1960 Limasol doğumlu olan Markos Kiprianu (Markos Kyprianou) ünlü EOKA’cı ve Rumların 2.ci Cumhurbaşkanı Spyros Kipranu’nun oğlu. Atina’da Hukuk okuduktan sonra Cambridge ve Harvard’da Master yaptı. Babasının kurduğu DIKO partisinde, MYK üyeliği yaptı. 1986’da Lefkoşa Belediye Meclis üyesi, 1991, 96 ve 2001’de de Lefkoşa bölgesinden Rum Temsilciler Meclisine seçildi. Maliye Bakanlığı yaptı. Günümüzde Hristofyas kabinesinde Dış İşleri Bakanı. Rum milliyetçisi ve tutucu bir politik görüşe sahip. Kıbrıs’lı Türkleri azınlık olarak algılıyor.

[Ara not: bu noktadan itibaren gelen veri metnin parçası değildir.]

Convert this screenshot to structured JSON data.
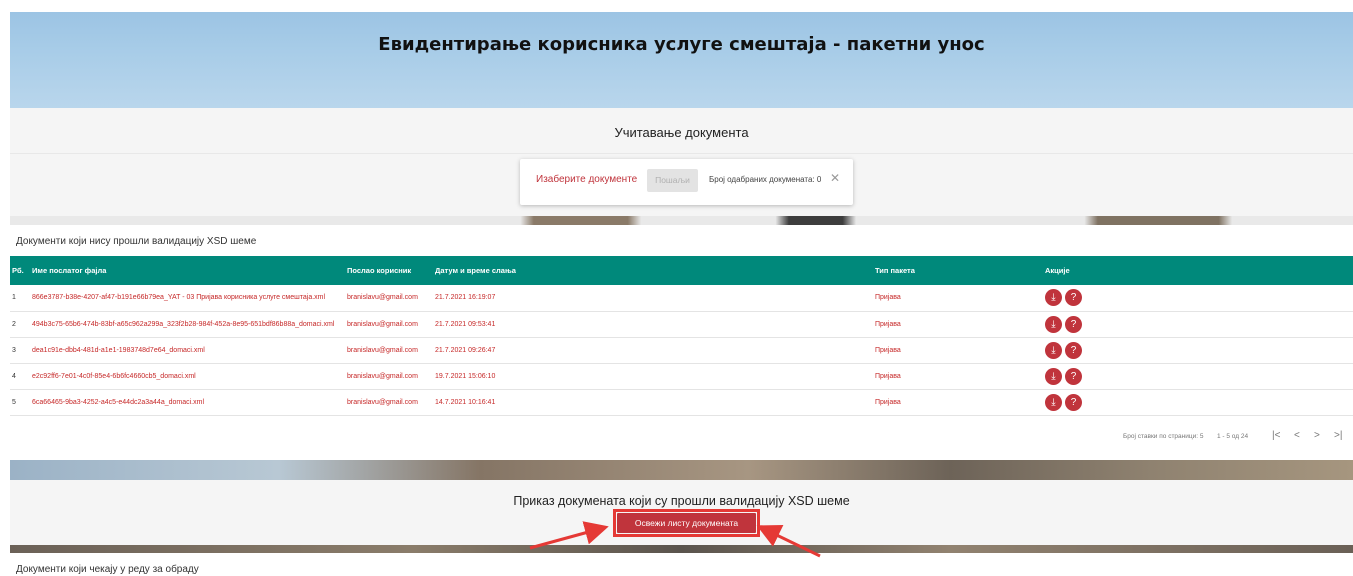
{
  "banner": {
    "title": "Евидентирање корисника услуге смештаја - пакетни унос"
  },
  "upload": {
    "title": "Учитавање документа",
    "choose_label": "Изаберите документе",
    "send_label": "Пошаљи",
    "count_label": "Број одабраних докумената: 0",
    "close_icon": "close-icon"
  },
  "invalid": {
    "heading": "Документи који нису прошли валидацију XSD шеме",
    "columns": [
      "Рб.",
      "Име послатог фајла",
      "Послао корисник",
      "Датум и време слања",
      "Тип пакета",
      "Акције"
    ],
    "rows": [
      {
        "num": "1",
        "file": "866e3787-b38e-4207-af47-b191e66b79ea_YAT - 03 Пријава корисника услуге смештаја.xml",
        "user": "branislavu@gmail.com",
        "date": "21.7.2021 16:19:07",
        "type": "Пријава"
      },
      {
        "num": "2",
        "file": "494b3c75-65b6-474b-83bf-a65c962a299a_323f2b28-984f-452a-8e95-651bdf86b88a_domaci.xml",
        "user": "branislavu@gmail.com",
        "date": "21.7.2021 09:53:41",
        "type": "Пријава"
      },
      {
        "num": "3",
        "file": "dea1c91e-dbb4-481d-a1e1-1983748d7e64_domaci.xml",
        "user": "branislavu@gmail.com",
        "date": "21.7.2021 09:26:47",
        "type": "Пријава"
      },
      {
        "num": "4",
        "file": "e2c92ff6-7e01-4c0f-85e4-6b6fc4660cb5_domaci.xml",
        "user": "branislavu@gmail.com",
        "date": "19.7.2021 15:06:10",
        "type": "Пријава"
      },
      {
        "num": "5",
        "file": "6ca66465-9ba3-4252-a4c5-e44dc2a3a44a_domaci.xml",
        "user": "branislavu@gmail.com",
        "date": "14.7.2021 10:16:41",
        "type": "Пријава"
      }
    ],
    "action_icons": [
      "download-icon",
      "help-icon"
    ],
    "pager": {
      "items_label": "Број ставки по страници: 5",
      "range": "1 - 5 од 24"
    }
  },
  "valid": {
    "title": "Приказ докумената који су прошли валидацију XSD шеме",
    "refresh_label": "Освежи листу докумената"
  },
  "queue": {
    "heading": "Документи који чекају у реду за обраду"
  },
  "colors": {
    "teal_header": "#00897b",
    "accent_red": "#c0343c",
    "highlight_red": "#e53935"
  }
}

1938 (Mağusa) Alaniçi (Persiteronopigi) doğumlu olan Yorgos Yakovu (Georgios Kyriakou Iacovou) ise bizim taraflı. Evi de İngiliz Mezarlığının karşı tarafındaki yolun içinde yer alan iki katlı taş ev. Dış İşleri Bakanlığı döneminde 3 Cumhurbaşkanı eskitti. 13 yıllık hizmeti ile Rum tarafının en uzun süreli Dış İşleri bakanlığı yapan kişisi Yakovu. 1998 Rum Cumhurbaşkanlığı seçimlerinde AKEL’in desteği ile 1.ci turda en yüksek oyu alarak 2.ci tura, kendisinden %1.15 daha az oy alan rakibi Klerides ile girdi ve seçimi kıl payı kaybetti.  Hristofyas ile birlikte, yakın çalıştığı Cumhurbaşkanlarının sayısı 4 oldu. Hristofyas döneminde Dış İşleri Bakanı değil ama Başkanlık Komiseri ve görüşmeci görevinde. Bu görev de neredeyse Dış İşleri Bakanına eşit düzeyde bir konumda. Zaten Papadopulos kabinesinde de AKEL kontenjanından görevine hiç ara vermeden devam etmişti. Politikayı çok iyi bilen, yalanı dolanı olmayan açık sözlü bir politikacı.


Kiprianu, Papadopulos’un görüşlerini yansıtırken, Yakovu, Hristofyas’ın düşüncelerini yansıtıyor. Bu nedenle Kiprianu’nun sözlerini Yakovu’nun sözleri ile harmanlamak gerekiyor. 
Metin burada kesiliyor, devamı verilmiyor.